What I don't know: everything concerning Groebner bases and stuff like that.
Please can you give me a way to prove this equality?
The equality is wrong. In your situation the correct number is $\max\{m,n\}+1$. The quickest proof is by appealing to Serre's codimension two trick. If $J\subset k[x,y]=R$ is a height two ideal, then $\mu(J)=\mu(\mathrm{Ext}^1(J,R))+1$ which in turn is same as $\mu(\mathrm{Ext}^2(R/J,R))+1$. In your case, since $(x,y)$ and $(x+1,y+1)$ are comaximal, Chinese remainder theorem will give us the estimate I said.
Just to illustrate this, let me look at the case for simplicity, where $n=m$. Then $(x,y)=(x-y,y)$ and $(x+1,y+1)=(x-y, y+1)$. Thus, $(x,y)^n(x+1,y+1)^n=((x-y, y)(x-y,y+1) )^n=(x-y, y(y+1))^n$, which is $n+1$ generated.

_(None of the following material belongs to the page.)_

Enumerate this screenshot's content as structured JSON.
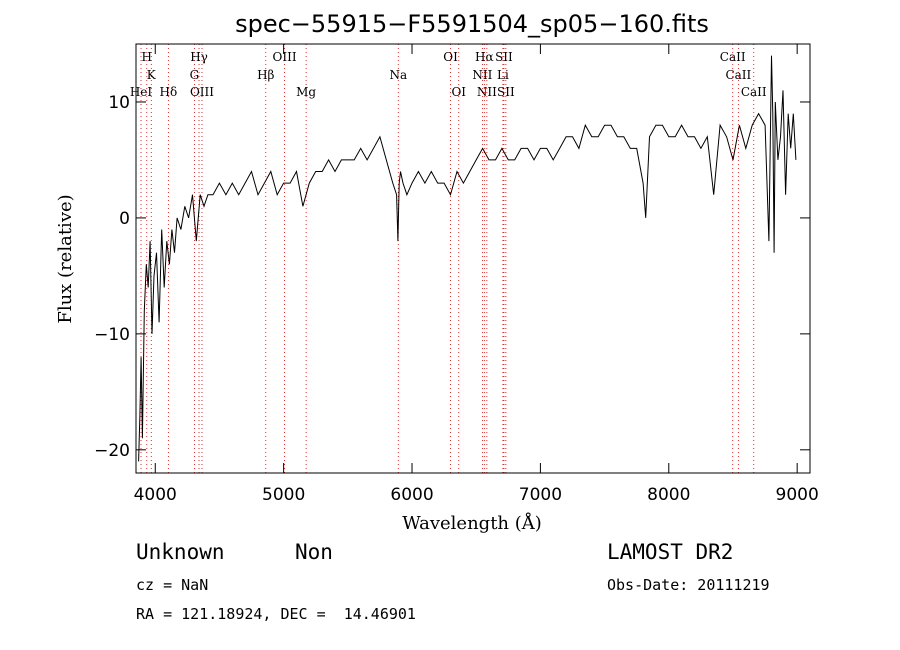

This is to answer Georges comment. I will assume and it is clear that $\mu(\mathrm{Ext}^1(J,R))=\mu(\mathrm{Ext}^2(R/J,R))$. If this number is $d$, then easy homological algebra says that there exists an element $\eta\in \mathrm{Ext}^1(J,R^d)$ such that the corresponding extension, $0\to R^d\to P\to J\to 0$ has the property, when we apply $\mathrm{Hom}(*,R)$, we get a surjection $\mathrm{Hom}(R^d,R)\to \mathrm{Ext}^1(J,R)$. This implies by ext calculations that $P$ is a projective module of rank $d+1$ and since it is free (by Seshadri's theorem), $\mu(J)=d+1$.
If $J=IL$, where $I,L$ are height two comaximal ideals as in the above question, then $R/J=R/I\oplus R/L$ by Chinese remainder theorem. Thus $\mathrm{Ext}^2(R/J,R)=\mathrm{Ext}^2(R/I,R)\oplus \mathrm{Ext}^2(R/L,R)$. Since $I,L$ are comaximal, easy to check that $\mu(\mathrm{Ext}^2(R/J,R))=\max\{ \mu(\mathrm{Ext}^2(R/I,R)),\mu(\mathrm{Ext}^2(R/L,R))\}$.
Finally, for the above question, writing $u=x-y$, I claim the ideal in question is generated by (assuming say $n\geq m$) the following. $u^ky^{n-k}$ for $n\geq k\geq m$ and $u^ky^{n-k}(y+1)^{m-k}$ for $0\leq k<m$. These are contained in the given ideal is obvious and it is equal can be checked by inverting $y$ and $y+1$.